Orang tuaku tipe orang tua yang ringan tangan, omongannya juga pedas. Takut anaknya mati, tetapi bisanya hanya marah-marah kalau anaknya sakit. Kalau belum parah, tak akan diantar ke klinik atau rumah sakit untuk diobati.
 Sementara, aku tipe anak yang tomboy, tak bisa ditekan dan selalu mengemukakan pendapatku ketika merasa tidak setuju. Otomatis, bagi mereka aku adalah anak pembangkang dan tak bisa diatur.
Bagiku, selalu dibandingkan, dicemooh bahkan disebut sampah atau aib sekali pun, itu sudah seperti sayur dan lauknya, intinya sering sekali.
Jujur, aku paling tak suka kalau ibuku sudah bilang, "Kamu, tuh, gak bisa, ya, gak bikin orang tua malu? Penyakitan, pembangkang, dan gak berguna."
Kalau tak ingat mereka orang tuaku, ingin rasanya aku bilang, "Anjink!"
Percayalah, sebenarnya aku adalah anak yang cepat tanggap, cuma aku tipe pendendam. Mungkin mereka tak sadar dengan karakterku karena bagi mereka anak berprestasi itu ya yang penurut.

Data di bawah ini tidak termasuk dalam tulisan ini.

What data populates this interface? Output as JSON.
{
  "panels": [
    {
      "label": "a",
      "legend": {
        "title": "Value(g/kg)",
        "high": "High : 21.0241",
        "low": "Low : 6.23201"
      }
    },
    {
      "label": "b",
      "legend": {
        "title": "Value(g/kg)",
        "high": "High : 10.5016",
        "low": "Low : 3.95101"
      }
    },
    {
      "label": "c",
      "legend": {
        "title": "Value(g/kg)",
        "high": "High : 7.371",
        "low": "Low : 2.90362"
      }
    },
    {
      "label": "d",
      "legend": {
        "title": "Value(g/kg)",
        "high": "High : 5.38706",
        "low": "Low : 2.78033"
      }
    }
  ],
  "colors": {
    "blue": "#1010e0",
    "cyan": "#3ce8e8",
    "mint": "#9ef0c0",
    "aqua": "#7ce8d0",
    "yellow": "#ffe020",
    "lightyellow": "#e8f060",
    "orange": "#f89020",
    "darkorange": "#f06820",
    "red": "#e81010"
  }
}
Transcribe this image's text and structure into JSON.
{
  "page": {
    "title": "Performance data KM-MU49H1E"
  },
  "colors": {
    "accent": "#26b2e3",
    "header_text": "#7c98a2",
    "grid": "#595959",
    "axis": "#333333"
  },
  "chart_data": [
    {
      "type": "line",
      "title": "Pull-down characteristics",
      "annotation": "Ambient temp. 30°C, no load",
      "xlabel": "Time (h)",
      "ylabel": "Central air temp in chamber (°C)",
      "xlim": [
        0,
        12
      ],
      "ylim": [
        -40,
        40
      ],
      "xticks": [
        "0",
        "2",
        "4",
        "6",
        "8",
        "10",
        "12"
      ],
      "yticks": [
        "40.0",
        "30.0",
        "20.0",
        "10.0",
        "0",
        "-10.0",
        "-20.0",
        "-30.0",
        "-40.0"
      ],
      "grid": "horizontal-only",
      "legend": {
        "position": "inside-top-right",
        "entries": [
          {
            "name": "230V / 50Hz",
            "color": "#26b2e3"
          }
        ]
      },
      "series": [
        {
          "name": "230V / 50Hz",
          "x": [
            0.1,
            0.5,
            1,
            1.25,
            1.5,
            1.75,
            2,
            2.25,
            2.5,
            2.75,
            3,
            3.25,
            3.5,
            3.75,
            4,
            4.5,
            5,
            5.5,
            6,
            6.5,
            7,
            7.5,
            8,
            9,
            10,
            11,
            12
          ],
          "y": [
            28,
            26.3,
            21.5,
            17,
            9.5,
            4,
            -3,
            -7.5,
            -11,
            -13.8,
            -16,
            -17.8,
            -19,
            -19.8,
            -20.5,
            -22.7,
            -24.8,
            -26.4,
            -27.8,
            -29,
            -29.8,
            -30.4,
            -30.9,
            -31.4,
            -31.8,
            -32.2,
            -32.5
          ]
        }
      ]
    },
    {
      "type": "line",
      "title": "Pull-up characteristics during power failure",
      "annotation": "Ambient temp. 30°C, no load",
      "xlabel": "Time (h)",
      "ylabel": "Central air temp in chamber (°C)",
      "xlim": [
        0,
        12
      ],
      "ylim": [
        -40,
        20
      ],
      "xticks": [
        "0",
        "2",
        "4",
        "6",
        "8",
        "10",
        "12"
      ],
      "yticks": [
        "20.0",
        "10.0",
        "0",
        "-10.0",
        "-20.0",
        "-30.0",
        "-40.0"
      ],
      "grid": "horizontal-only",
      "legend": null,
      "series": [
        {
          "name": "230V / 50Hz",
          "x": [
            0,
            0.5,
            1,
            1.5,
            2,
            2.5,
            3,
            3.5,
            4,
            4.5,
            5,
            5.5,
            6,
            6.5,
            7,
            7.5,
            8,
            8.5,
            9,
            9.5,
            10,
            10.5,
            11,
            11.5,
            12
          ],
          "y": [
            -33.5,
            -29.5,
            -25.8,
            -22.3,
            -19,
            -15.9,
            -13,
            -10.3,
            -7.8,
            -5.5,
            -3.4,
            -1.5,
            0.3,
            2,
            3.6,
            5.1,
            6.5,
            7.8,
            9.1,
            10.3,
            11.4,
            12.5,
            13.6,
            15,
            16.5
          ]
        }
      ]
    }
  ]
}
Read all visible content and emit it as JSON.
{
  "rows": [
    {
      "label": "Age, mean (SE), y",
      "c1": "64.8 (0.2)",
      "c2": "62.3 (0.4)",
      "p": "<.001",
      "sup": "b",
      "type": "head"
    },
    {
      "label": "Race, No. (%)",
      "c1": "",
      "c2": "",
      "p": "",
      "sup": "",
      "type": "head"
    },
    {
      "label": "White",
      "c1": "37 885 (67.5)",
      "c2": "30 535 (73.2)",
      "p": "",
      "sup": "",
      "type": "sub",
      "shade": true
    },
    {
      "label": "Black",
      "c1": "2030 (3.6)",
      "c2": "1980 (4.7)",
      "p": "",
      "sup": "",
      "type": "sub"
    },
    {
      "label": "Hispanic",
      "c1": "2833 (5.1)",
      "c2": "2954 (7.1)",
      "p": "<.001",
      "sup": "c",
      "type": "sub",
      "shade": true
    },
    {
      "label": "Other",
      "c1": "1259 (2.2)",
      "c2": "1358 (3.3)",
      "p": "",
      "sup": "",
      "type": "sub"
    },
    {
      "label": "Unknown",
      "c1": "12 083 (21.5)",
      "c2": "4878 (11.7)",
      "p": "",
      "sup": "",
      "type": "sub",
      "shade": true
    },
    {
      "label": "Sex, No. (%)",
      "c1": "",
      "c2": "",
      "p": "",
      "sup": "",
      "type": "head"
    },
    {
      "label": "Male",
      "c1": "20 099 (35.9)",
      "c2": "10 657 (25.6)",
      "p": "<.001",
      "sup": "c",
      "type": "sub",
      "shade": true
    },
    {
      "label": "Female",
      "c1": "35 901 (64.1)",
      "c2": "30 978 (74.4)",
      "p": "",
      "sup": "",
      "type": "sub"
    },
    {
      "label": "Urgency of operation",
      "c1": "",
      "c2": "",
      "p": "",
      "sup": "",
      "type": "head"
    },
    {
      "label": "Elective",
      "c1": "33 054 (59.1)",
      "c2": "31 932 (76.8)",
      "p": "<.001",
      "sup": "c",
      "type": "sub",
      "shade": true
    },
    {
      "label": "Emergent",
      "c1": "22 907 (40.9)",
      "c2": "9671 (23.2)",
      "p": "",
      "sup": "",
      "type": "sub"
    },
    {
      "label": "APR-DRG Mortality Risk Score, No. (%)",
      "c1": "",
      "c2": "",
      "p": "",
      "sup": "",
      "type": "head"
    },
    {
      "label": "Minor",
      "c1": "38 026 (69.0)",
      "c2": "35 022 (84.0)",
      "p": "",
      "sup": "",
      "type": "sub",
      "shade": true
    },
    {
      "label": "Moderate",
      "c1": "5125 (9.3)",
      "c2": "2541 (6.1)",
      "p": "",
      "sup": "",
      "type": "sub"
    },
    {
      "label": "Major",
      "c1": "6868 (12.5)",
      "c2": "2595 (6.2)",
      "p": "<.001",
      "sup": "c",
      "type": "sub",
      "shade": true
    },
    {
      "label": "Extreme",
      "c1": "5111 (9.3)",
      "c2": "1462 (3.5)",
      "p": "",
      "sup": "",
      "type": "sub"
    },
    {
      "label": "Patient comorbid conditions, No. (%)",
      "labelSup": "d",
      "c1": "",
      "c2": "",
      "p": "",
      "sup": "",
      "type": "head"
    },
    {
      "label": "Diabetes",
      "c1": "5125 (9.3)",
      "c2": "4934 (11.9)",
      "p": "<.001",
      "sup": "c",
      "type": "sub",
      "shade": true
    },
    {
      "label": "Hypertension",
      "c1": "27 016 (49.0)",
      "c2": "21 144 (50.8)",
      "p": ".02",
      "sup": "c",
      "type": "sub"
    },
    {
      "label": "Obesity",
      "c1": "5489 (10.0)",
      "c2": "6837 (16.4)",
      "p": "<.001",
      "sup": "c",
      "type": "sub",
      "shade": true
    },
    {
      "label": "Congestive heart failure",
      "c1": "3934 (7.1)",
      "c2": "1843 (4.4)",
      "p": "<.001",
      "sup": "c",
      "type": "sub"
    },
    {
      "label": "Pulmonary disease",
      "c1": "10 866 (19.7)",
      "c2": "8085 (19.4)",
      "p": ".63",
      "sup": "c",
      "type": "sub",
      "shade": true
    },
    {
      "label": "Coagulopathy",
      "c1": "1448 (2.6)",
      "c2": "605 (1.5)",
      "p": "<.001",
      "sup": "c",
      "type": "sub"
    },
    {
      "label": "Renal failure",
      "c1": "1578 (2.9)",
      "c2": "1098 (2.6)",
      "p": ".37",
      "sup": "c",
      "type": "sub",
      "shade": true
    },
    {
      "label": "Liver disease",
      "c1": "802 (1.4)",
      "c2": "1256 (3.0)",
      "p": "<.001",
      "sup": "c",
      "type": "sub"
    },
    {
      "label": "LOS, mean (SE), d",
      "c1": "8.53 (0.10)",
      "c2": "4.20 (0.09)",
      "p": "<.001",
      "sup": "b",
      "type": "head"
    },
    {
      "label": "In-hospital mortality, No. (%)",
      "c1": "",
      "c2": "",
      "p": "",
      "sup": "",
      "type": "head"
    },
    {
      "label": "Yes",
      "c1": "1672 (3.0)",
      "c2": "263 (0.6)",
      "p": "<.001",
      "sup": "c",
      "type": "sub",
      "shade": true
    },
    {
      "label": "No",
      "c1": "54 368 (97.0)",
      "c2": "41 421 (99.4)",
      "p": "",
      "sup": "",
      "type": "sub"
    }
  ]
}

Kakakku, rangking lima di sekolah, sedangkan aku tanpa belajar saja rangking dua. Itu bagi mereka sampah.
 Suatu hari, ketika ada konflik dengan Ibu, aku sendiri lupa awalnya bagaimana yang jelas waktu itu bukan kesalahanku. Namun, aku yang dimakinya.
Spontan saja aku menjawab, "Kenapa kalian nggak bunuh saja aku sekalian? Biar kalian puas! Capek aku selalu dibandingin mulu!"
Merasa diserang, mereka pun menjawab, "Kalo saja nggak ingat ada penjara, sudah dari dulu kamu Ibu bunuh. Rugi punya anak pembangkang seperti kamu!"
Masih ingat rasanya waktu itu, sakit, tetapi tak bisa menangis. Rasanya sekarat, tetapi nyawa enggan melayang. Sejak saat itu, mereka selalu bilang kalimat laknat itu setiap marah.